Hello,
I’m doing some testing of some outbound policies. I will set a policy, then Apply Changes. Then I go to test on a machine and the policy does not seem to apply.
My question is, are the rules instant? IE, if I set an outbound rule to send any traffic to somedomain.com and enforce it through a specific WAN, then save/apply, can I then immediately go to that website on a lan client, refresh and then the new connection will be used? or do I have to wait?
If it is supposed to be instant then I probably have some other configuration that is incorrect, but if I have to wait, then I guess I will wait.
Thank you in advance for your help!
It depends 
Depending on the algorithm you are also using on a rule there is a tick box for “terminate sessions on link recovery” that can force the issue.
Ordering of rules is something to also consider, they are processed top down in order and the first one that matches is what will be applied, or another way to consider this is when building your outbound policies more specific rules should likely be placed towards the top of the list vs more general / broad ones.

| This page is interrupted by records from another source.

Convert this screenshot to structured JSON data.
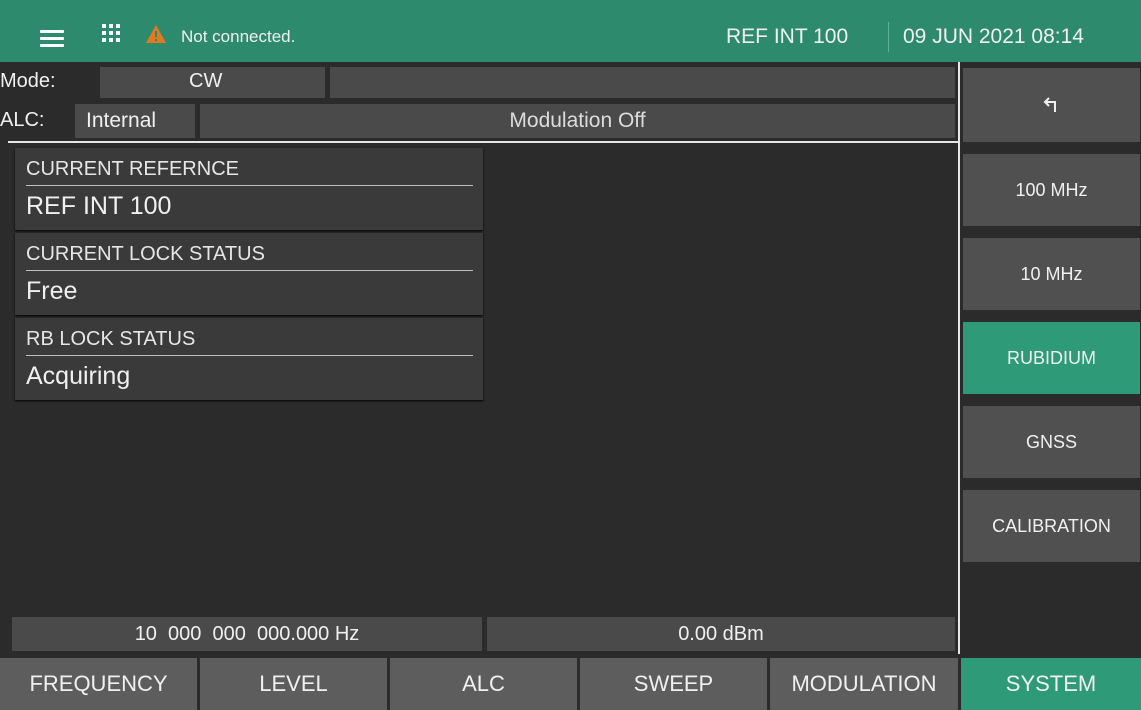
{
  "topbar": {
    "status_text": "Not connected.",
    "reference": "REF INT 100",
    "datetime": "09 JUN 2021 08:14",
    "accent_color": "#2e8a6c",
    "warning_color": "#e07a20",
    "icons": [
      "menu-icon",
      "apps-grid-icon",
      "warning-icon"
    ]
  },
  "status": {
    "mode_label": "Mode:",
    "mode_value": "CW",
    "alc_label": "ALC:",
    "alc_value": "Internal",
    "modulation": "Modulation Off"
  },
  "cards": [
    {
      "title": "CURRENT REFERNCE",
      "value": "REF INT 100"
    },
    {
      "title": "CURRENT LOCK STATUS",
      "value": "Free"
    },
    {
      "title": "RB LOCK STATUS",
      "value": "Acquiring"
    }
  ],
  "readouts": {
    "frequency": "10  000  000  000.000 Hz",
    "level": "0.00 dBm"
  },
  "softkeys": {
    "back_icon": "back-arrow-icon",
    "items": [
      "100 MHz",
      "10 MHz",
      "RUBIDIUM",
      "GNSS",
      "CALIBRATION"
    ],
    "active": "RUBIDIUM"
  },
  "tabs": {
    "items": [
      "FREQUENCY",
      "LEVEL",
      "ALC",
      "SWEEP",
      "MODULATION",
      "SYSTEM"
    ],
    "active": "SYSTEM"
  }
}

To check where traffic is being routed I’d use the active sessions page in the Peplink GUI.
If you think your OBP is all built correctly perhaps share some screenshots of the config with us and people here can probably help you figure out why something might not be working.
1 Like
OK, yep,I can see how the algorithm could make it depend since it might be base don the session. Let me explain a bit further. I was using ‘Enforced’ for my testing.

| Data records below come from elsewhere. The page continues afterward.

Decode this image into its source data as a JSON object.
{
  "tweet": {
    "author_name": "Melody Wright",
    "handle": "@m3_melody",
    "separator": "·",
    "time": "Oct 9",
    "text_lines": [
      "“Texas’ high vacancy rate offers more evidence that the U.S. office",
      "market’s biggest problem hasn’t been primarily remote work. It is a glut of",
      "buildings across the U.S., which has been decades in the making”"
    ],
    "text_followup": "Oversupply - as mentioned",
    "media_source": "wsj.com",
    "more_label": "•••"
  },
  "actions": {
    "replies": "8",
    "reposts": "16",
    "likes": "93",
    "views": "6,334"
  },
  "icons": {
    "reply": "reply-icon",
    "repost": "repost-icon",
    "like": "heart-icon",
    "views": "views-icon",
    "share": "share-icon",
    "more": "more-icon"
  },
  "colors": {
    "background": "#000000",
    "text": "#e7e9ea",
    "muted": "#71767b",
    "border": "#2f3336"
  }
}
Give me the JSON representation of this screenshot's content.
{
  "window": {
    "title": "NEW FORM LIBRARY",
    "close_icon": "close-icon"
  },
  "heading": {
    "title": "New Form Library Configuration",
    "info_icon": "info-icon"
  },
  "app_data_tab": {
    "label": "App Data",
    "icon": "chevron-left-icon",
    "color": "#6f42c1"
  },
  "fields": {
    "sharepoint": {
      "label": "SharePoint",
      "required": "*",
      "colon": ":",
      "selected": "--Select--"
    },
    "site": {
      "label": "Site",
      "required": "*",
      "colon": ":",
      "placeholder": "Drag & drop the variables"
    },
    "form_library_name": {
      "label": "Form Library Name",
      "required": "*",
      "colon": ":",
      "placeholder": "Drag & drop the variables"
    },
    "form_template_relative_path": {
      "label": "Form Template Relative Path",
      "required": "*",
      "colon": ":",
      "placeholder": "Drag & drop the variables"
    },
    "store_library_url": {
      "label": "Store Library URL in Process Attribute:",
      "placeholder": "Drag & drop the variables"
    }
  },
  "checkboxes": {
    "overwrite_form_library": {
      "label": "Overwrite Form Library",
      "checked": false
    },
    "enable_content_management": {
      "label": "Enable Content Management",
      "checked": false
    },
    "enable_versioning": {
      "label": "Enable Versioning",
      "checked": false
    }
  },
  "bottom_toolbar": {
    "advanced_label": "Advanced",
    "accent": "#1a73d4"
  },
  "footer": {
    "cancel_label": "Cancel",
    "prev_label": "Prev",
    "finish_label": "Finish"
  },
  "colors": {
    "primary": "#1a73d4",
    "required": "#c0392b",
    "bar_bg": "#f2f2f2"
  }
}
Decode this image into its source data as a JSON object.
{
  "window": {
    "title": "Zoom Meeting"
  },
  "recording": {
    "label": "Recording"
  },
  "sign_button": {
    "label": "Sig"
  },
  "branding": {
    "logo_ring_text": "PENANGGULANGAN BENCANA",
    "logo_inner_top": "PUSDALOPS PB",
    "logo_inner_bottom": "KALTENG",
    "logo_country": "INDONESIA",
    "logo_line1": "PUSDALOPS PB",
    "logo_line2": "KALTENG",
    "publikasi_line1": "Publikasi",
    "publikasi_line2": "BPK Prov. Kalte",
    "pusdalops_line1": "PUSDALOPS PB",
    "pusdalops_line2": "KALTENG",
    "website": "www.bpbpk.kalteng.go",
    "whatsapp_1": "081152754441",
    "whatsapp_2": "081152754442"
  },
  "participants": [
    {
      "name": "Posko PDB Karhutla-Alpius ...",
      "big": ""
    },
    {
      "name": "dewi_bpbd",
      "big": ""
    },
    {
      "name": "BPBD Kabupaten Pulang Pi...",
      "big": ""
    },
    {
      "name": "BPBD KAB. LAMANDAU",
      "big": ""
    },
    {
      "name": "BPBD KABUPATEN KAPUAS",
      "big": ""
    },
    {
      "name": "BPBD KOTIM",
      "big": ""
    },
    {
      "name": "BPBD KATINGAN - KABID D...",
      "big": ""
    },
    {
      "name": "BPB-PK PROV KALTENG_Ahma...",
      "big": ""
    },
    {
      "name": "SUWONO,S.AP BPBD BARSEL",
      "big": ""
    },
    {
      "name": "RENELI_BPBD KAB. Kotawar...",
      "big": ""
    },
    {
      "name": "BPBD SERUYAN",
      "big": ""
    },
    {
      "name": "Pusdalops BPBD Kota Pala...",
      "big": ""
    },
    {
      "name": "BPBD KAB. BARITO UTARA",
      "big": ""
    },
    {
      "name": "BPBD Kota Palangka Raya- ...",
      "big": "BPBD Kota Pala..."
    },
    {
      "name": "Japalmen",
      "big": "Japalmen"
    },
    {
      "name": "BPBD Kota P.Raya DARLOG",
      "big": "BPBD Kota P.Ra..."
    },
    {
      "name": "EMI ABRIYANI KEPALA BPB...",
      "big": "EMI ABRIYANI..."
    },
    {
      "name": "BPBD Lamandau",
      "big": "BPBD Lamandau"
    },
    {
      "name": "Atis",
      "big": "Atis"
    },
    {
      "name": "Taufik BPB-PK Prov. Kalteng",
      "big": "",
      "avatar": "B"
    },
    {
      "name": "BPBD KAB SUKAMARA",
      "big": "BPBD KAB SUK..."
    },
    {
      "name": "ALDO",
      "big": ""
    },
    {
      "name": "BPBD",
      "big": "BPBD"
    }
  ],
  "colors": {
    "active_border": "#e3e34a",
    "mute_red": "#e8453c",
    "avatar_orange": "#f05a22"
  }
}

On my Outbound rules I have that anything going to fast.com use WAN1. This is “enforced” and is at the top of the rule set.
I go to fast.com and do a speed test on one of my LAN clients. I can tell on the real-time usage that the test is using WAN 1. Great.
Now I go back and edit that rule to Enforce using WAN2. save Apply.
Go back to the same LAN client and do the test. The test still goes on WAN 1. If I leave it and try several hours later, the test goes on WAN2.
So my impression is that it takes a while, but maybe I am missing something? Is there a way I can get around whatever is taking so long?
A name based rule will not trigger until a new dns lookup is done.
When you change the rule it clears the cached fast.com map from the previous test and until the browser requests another query for fast.com the rule can’t be built.
If instead you do an IP based rule that will take effect immediately. So try taking the source IP of your test system and force that out each wan.
So yes it is immediate but you must have a DNS query to trigger a name based rule
I think there is also a bug with “enforced” in some cases where it is not actually working as expected.
I would normally just use “priority” and just give it only one WAN to choose from and then tick the box to drop traffic if no WANs are available from the list.
1 Like
@Eddy_Yeung I have seen this too sometimes. Not sure if this is a known bug or not?
1 Like
I also had an issue with an enforced outbound policy when testing a system last week; I was experimenting with different SSIDs routing traffic via the enforced outbound policy to different connections - I had starlink connected, a 5g connection (from the internal BR1 Pro5G modem) and 2 kinds of speedfusion - my own fusionhub and speedfusion connect both DWB both connections.
My goal was to have one SSID use the bonded fusionhub connection, and another use just starlink.
It sort of worked, but then didn’t. As I swapped them around it didn’t re-route traffic as expected.
The system was deployed at the weekend for an event and I just had all SSIDs use the fusionhub connection but it wasn’t ultimately what I was after.
It was something I was going to come back to - I guess I should just use the solution @WillJones suggested above with the priority rule instead.